Malgré sa démission, Mme Picard est toujours autorisée à être entraîneuse au Canada, a confirmé de son côté la Fédération canadienne de patinage artistique.
La directrice générale de Patinage Québec n’a pas voulu dire si l’entraîneuse avait démissionné en raison de révélations contenues dans l’ouvrage, qui dépeint le climat malsain qui régnait alors que Mme Picard entraînait les champions de patinage artistique Julianne Séguin et Charlie Bilodeau, à Chambly, jusqu’à la fin de leur partenariat en 2018.
Julianne Séguin raconte dans ce livre que son entraîneuse était obsédée par son poids et sa silhouette. Elle recevait des commentaires désobligeants sur certaines parties de son corps, qui n’étaient jamais assez affinées ou découpées pour sa coach.
Même après d’importantes blessures ou des commotions cérébrales, la patineuse devait être de retour à l’entraînement le plus rapidement possible. Elle affirme tout de même avoir accepté d’y retourner.
Aujourd’hui âgée de 25 ans, Julianne Séguin ressent encore les symptômes des commotions, dont l’incapacité de regarder un écran, et souffre de crises d’anxiété et de sévères migraines.
Silence
«Respectueusement, au nom de Patinage Québec, nous ne commenterons pas la possibilité qu’un livre en particulier, un article, ou une vidéo aient pu influencer directement ou indirectement une action spécifique de la part de l’organisation», a spécifié Mme Dion.
Du côté de Patinage Canada, on a préféré ne pas commenter la démission de Mme Picard. «C’est une question qui ne concerne que madame Picard et Patinage Québec», a expliqué Emma Bowie, directrice, Communications et initiatives stratégiques de Patinage Canada.
Questionnée sur les informations rapportées dans le livre, elle a ajouté que «Julianne Séguin a été un membre apprécié de notre programme de l’équipe nationale et de la communauté du patinage […] L’engagement de Patinage Canada, à l’égard du sport sécuritaire, consiste à intégrer la sécurité et le bien-être de toute personne dans la culture du patinage».
Patinage Canada a comme mission d’encadrer les athlètes et les entraîneurs au pays. La fédération est la seule à être désignée par l’International Skating Union (ISU) comme organisme officiel d’accréditation du patinage artistique au Canada et elle supervise les règlements et les normes du sport sur le plan du développement national et international de la compétition au Canada. Quant à Patinage Québec, l’organisation est affiliée à Patinage Canada afin de respecter les normes.
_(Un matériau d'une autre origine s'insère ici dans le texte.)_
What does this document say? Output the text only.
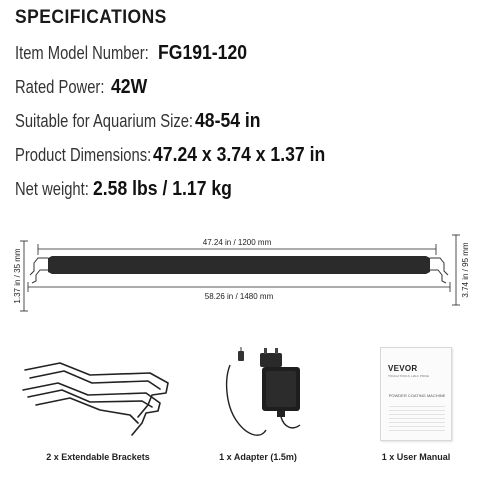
SPECIFICATIONS
Item Model Number: FG191-120
Rated Power: 42W
Suitable for Aquarium Size: 48-54 in
Product Dimensions: 47.24 x 3.74 x 1.37 in
Net weight: 2.58 lbs / 1.17 kg
47.24 in / 1200 mm
58.26 in / 1480 mm
1.37 in / 35 mm	3.74 in / 95 mm
VEVOR
TOUGH TOOLS, HALF PRICE
POWDER COATING MACHINE
2 x Extendable Brackets	1 x Adapter (1.5m)	1 x User Manual
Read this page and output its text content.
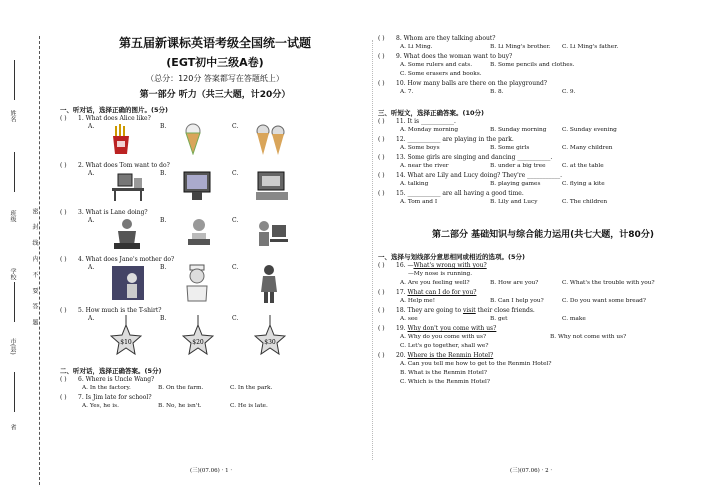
姓名
班级
学校
市(县)
省
密 封 线 内 不 要 答 题
第五届新课标英语考级全国统一试题
(EGT初中三级A卷)
（总分：120分 答案都写在答题纸上）
第一部分 听力（共三大题，计20分）
一、听对话，选择正确的图片。(5分)
( ) 1. What does Alice like?
A.	B.	C.
( ) 2. What does Tom want to do?
A.	B.	C.
( ) 3. What is Lane doing?
A.	B.	C.
( ) 4. What does Jane's mother do?
A.	B.	C.
( ) 5. How much is the T-shirt?
A.
$10
B.
$20
C.
$30
二、听对话，选择正确答案。(5分)
( ) 6. Where is Uncle Wang?
A. In the factory.	B. On the farm.	C. In the park.
( ) 7. Is Jim late for school?
A. Yes, he is.	B. No, he isn't.	C. He is late.
( ) 8. Whom are they talking about?
A. Li Ming.	B. Li Ming's brother.	C. Li Ming's father.
( ) 9. What does the woman want to buy?
A. Some rulers and cats.	B. Some pencils and clothes.
C. Some erasers and books.
( ) 10. How many balls are there on the playground?
A. 7.	B. 8.	C. 9.
三、听短文，选择正确答案。(10分)
( ) 11. It is ___________.
A. Monday morning	B. Sunday morning	C. Sunday evening
( ) 12. ___________ are playing in the park.
A. Some boys	B. Some girls	C. Many children
( ) 13. Some girls are singing and dancing ___________.
A. near the river	B. under a big tree	C. at the table
( ) 14. What are Lily and Lucy doing? They're ___________.
A. talking	B. playing games	C. flying a kite
( ) 15. ___________ are all having a good time.
A. Tom and I	B. Lily and Lucy	C. The children
第二部分 基础知识与综合能力运用(共七大题，计80分)
一、选择与划线部分意思相同或相近的选项。(5分)
( ) 16. —What's wrong with you?
—My nose is running.
A. Are you feeling well?	B. How are you?	C. What's the trouble with you?
( ) 17. What can I do for you?
A. Help me!	B. Can I help you?	C. Do you want some bread?
( ) 18. They are going to visit their close friends.
A. see	B. get	C. make
( ) 19. Why don't you come with us?
A. Why do you come with us?	B. Why not come with us?
C. Let's go together, shall we?
( ) 20. Where is the Renmin Hotel?
A. Can you tell me how to get to the Renmin Hotel?
B. What is the Renmin Hotel?
C. Which is the Renmin Hotel?
(三)(07.06) · 1 ·	(三)(07.06) · 2 ·
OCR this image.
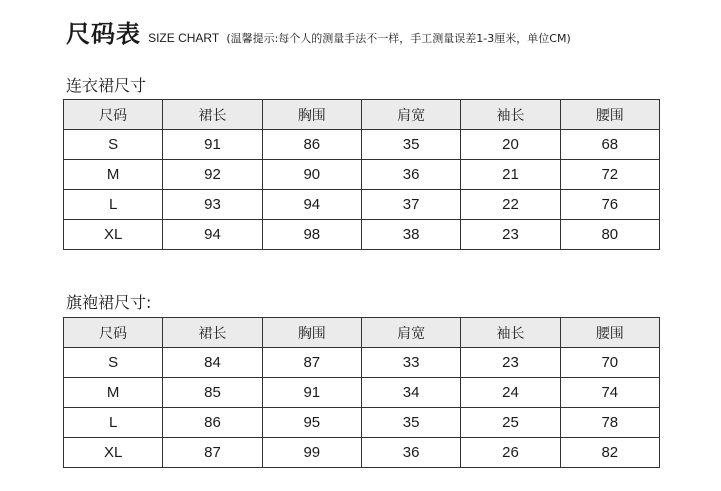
尺码表 SIZE CHART (温馨提示:每个人的测量手法不一样，手工测量误差1-3厘米，单位CM)
连衣裙尺寸
尺码	裙长	胸围	肩宽	袖长	腰围
S	91	86	35	20	68
M	92	90	36	21	72
L	93	94	37	22	76
XL	94	98	38	23	80
旗袍裙尺寸:
尺码	裙长	胸围	肩宽	袖长	腰围
S	84	87	33	23	70
M	85	91	34	24	74
L	86	95	35	25	78
XL	87	99	36	26	82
Ils reçoivent ensemble des millions de dollars d’argent public.
Intronisée en 2017 au Temple de la renommée du patinage artistique canadien, Josée Picard faisait partie du conseil d’administration depuis quelques années et représentait les entraîneurs dans la province. Elle s’est fait connaître pour avoir entraîné des étoiles du patinage, dont Isabelle Brasseur et Lloyd Eisler ainsi que Julianne Séguin et Charlie Bilodeau. Ils se sont tous rendus aux Jeux olympiques aux côtés de Mme Picard. Elle s’est aussi rendue à l’importante compétition Skate America afin d’accompagner un couple de patineurs du Canada, à la mi-octobre.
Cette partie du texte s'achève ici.